В сочетании с партизанской войной такие действия вызывали у солдат дополнительное негативное отношение к гражданскому населению, часто выливавшееся в военные преступления по отношению к нему.
Не придавала желания сражаться за свободу Кореи и южнокорейская армия и южнокорейское правительство. По словам Гастингса, Пусан в то время был «скоплением уличных рынков, беженцев (около 900 тыс. человек), военных, нищих, проституток и организованной преступности»[137]. Даже обеспечение обитателей палаточных лагерей питьевой водой стало большой проблемой. Власти практически не занимались обустройством людей, концентрируясь на массовых арестах и казнях, активистов левого направления и предполагаемых «северокорейских агентов». На протяжении лишь одного 1950 г. в Пусане было казнено около 50 тыс. человек[138].
Что же касается армии, то М. Гастингс ссылается на мнение британского корреспондента, который утверждает, что южнокорейская армия состояла из детей, стариков и лиц, рекрутированных в армию насильно. Таких людей отправляли на фронт после нескольких часов предварительной подготовки[139]. Кстати, хотя «Молодежные корпуса» активно принуждали молодежь служить в армии, сами члены этой полугангстерской организации от военной службы освобождались[140].
Как заметил австралиец Джеймс Плимсоль, концепция строительства национальной армии РК, не шла дальше раздачи винтовок своим соотечественникам и отправки их на поле боя[141].

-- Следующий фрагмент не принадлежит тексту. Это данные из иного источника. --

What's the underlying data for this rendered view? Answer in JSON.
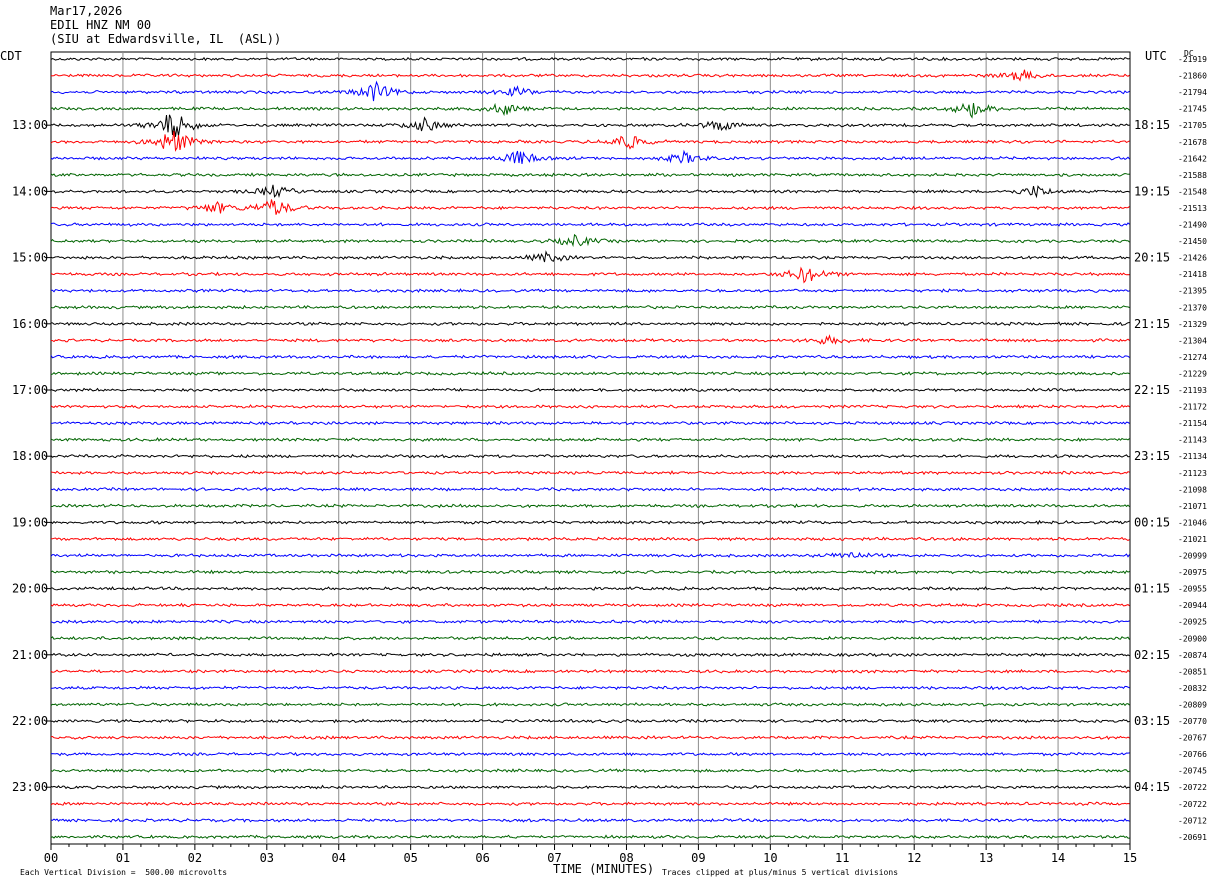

В итоге американцы были вынуждены создавать при армии США так называемые «корейские вспомогательные части» (KATUSA), обладающие хоть какой-то подготовкой.
С другой стороны, к этому же времени проявились и сильные стороны американцев, в первую очередь господство в воздухе и на море. Более половины потерь северян в технике и треть потерь живой силы были связаны с действиями американской авиации[142]. На 20 июля в северокорейских ВВС было всего 57 штурмовиков и 35 истребителей. При этом лётчиков на них было всего 15 и 10 человек соответственно[143], и понятно, что она была уничтожена практически сразу же после серии налетов на аэродромы вокруг Пхеньяна[144].
19 августа 50-го года Штыков в очередной телеграмме жалуется Сталину, что Ким Ир Сен болен, лежит в постели и очень нервничает по поводу того, что с начала августа американцы начали массированную.бомбардировку северокорейских войск по всей линии фронта, отчего они несут большие потери без возможности как-то им противостоять[145]. «Ким Ир Сен никогда не был в таком расстроенном состоянии. Он просит, нельзя ли обратиться за помощью и прислать интернациональные летные силы для прикрытия войск, что без прикрытия войскам воевать тяжело».
Ответ Сталина по сути дела был никаким: «товарищ Ким Ир Сен не должен смущаться тем, что у него нет сплошных успехов в войне с интервентами». Молодой Советской республике было гораздо хуже, но всё равно она победила.